I have the honor of enclosing you the substance of propositions which have been made from London to the Farmers General of this country, to furnish them with the tobacco of Virginia and Maryland, which propositions were procured for me by the Marquis de la Fayette. I take the liberty of troubling you with them, on a supposition that it may be possible to have this article furnished from those two States to this country, immediately, without its passing through the entrepot of London, and the returns for it being made, of course, in London merchandise. Twenty thousand hogsheads of tobacco a year, delivered here in exchange for the produce and manufactures of this country, many of which are as good, some better, and most of them cheaper than in England, would establish a rivalship for our commerce, which would have happy effects in all the three countries. Whether this end will be best effected by giving out these propositions to our merchants, and exciting them to become candidates with the Farmers General for this contract, or by any other means, your Excellency will best judge on the spot.

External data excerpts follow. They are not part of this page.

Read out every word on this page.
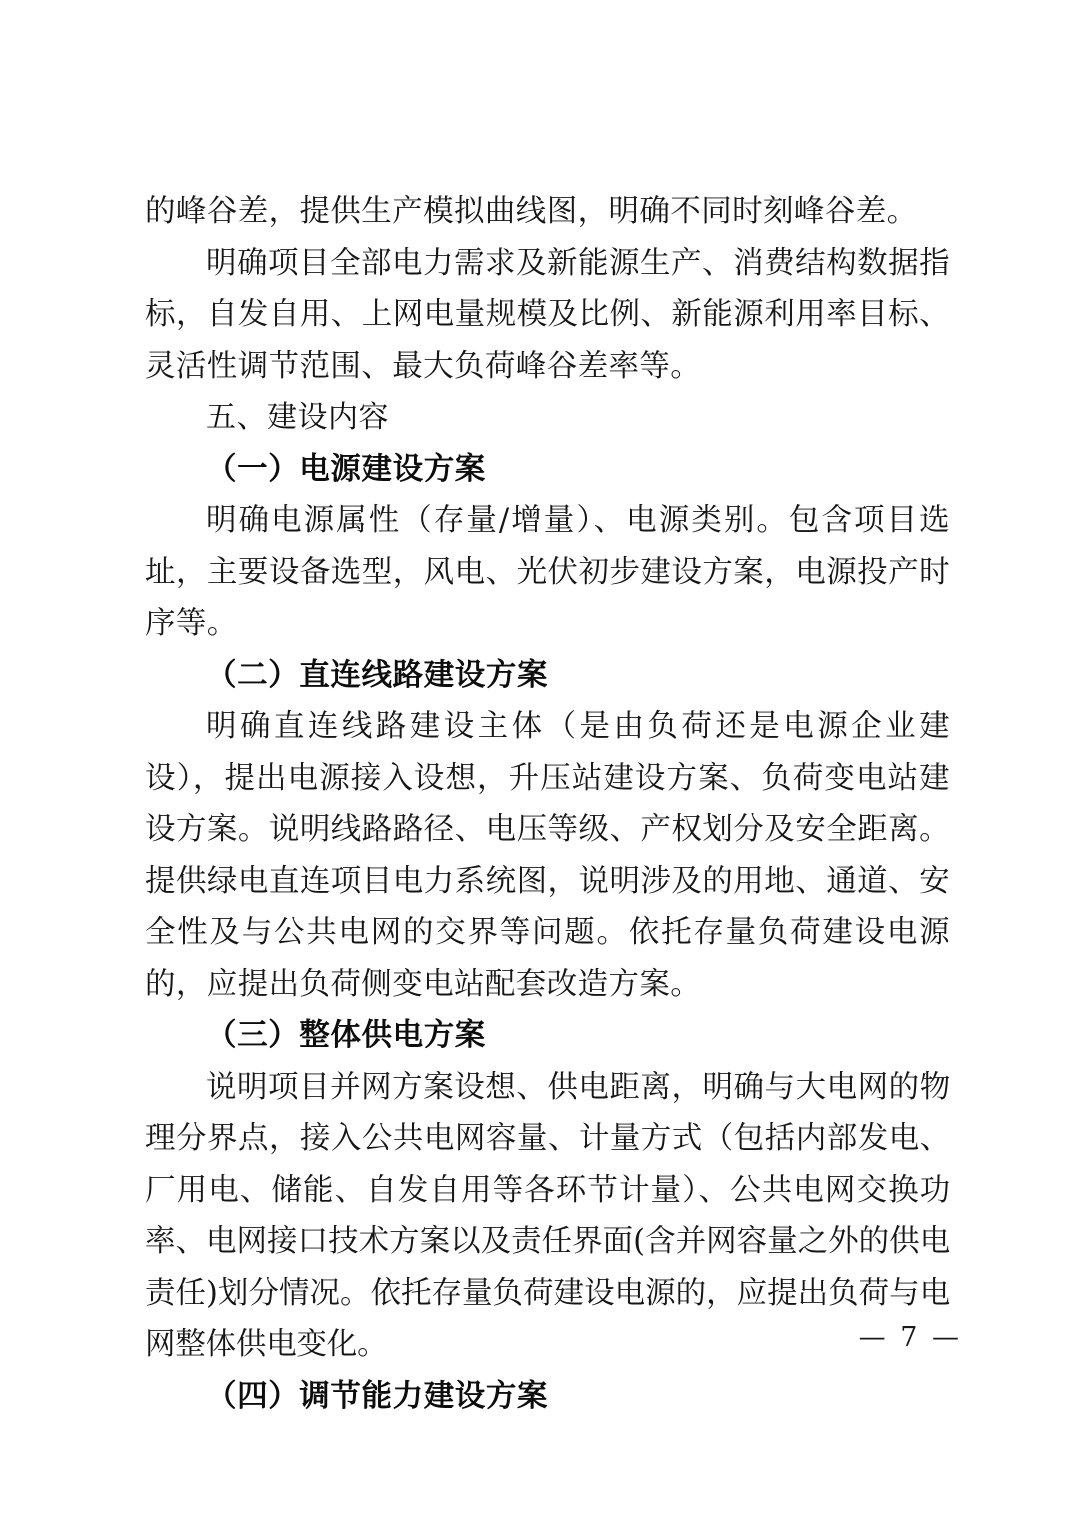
的峰谷差，提供生产模拟曲线图，明确不同时刻峰谷差。

明确项目全部电力需求及新能源生产、消费结构数据指标，自发自用、上网电量规模及比例、新能源利用率目标、灵活性调节范围、最大负荷峰谷差率等。

五、建设内容
（一）电源建设方案

明确电源属性（存量/增量）、电源类别。包含项目选址，主要设备选型，风电、光伏初步建设方案，电源投产时序等。

（二）直连线路建设方案

明确直连线路建设主体（是由负荷还是电源企业建设），提出电源接入设想，升压站建设方案、负荷变电站建设方案。说明线路路径、电压等级、产权划分及安全距离。提供绿电直连项目电力系统图，说明涉及的用地、通道、安全性及与公共电网的交界等问题。依托存量负荷建设电源的，应提出负荷侧变电站配套改造方案。

（三）整体供电方案

说明项目并网方案设想、供电距离，明确与大电网的物理分界点，接入公共电网容量、计量方式（包括内部发电、厂用电、储能、自发自用等各环节计量）、公共电网交换功率、电网接口技术方案以及责任界面(含并网容量之外的供电责任)划分情况。依托存量负荷建设电源的，应提出负荷与电网整体供电变化。

（四）调节能力建设方案
— 7 —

I have the honor to be, with sentiments of due respect, your Excellency’s most obedient
and most humble servant,
P.S. I have written on the last subject to the Governor of Maryland also.
LETTER LXIV.—TO COLONEL MONROE, June 17, 1785
TO COLONEL MONROE.
Paris, June 17, 1785.
I received three days ago your favor of April the 12th. You therein speak of a former letter to me, but it has not come to hand, nor any other of later date than the 14th of December. My last to you was of the 11th of May, by Mr. Adams, who went in the packet of that month. These conveyances are now becoming deranged. We have had expectations of their coming to Havre, which would infinitely facilitate the communication between Paris and Congress; but their deliberations on the subject seem to be taking another turn. They complain of the expense, and that their commerce with us is too small to justify it. They therefore talk of sending a packet every six weeks only. The present one, therefore, which should have sailed about this time, will not sail till the 1st of July. However, the whole matter is as yet undecided. I have hopes that when Mr. St. John arrives from New York, he will get them replaced on their monthly system. By the bye, what is the meaning of a very angry resolution of Congress on his subject? I have it not by me, and therefore cannot cite it by date, but you will remember it, and oblige me by explaining its foundation. This will be handed you by Mr. Otto, who comes to America as Charge, des Affaires, in the room of Mr. Marbois, promoted to the Intendancy of Hispaniola, which office is next to that of Governor. He becomes the head of the civil, as the Governor is of the military department.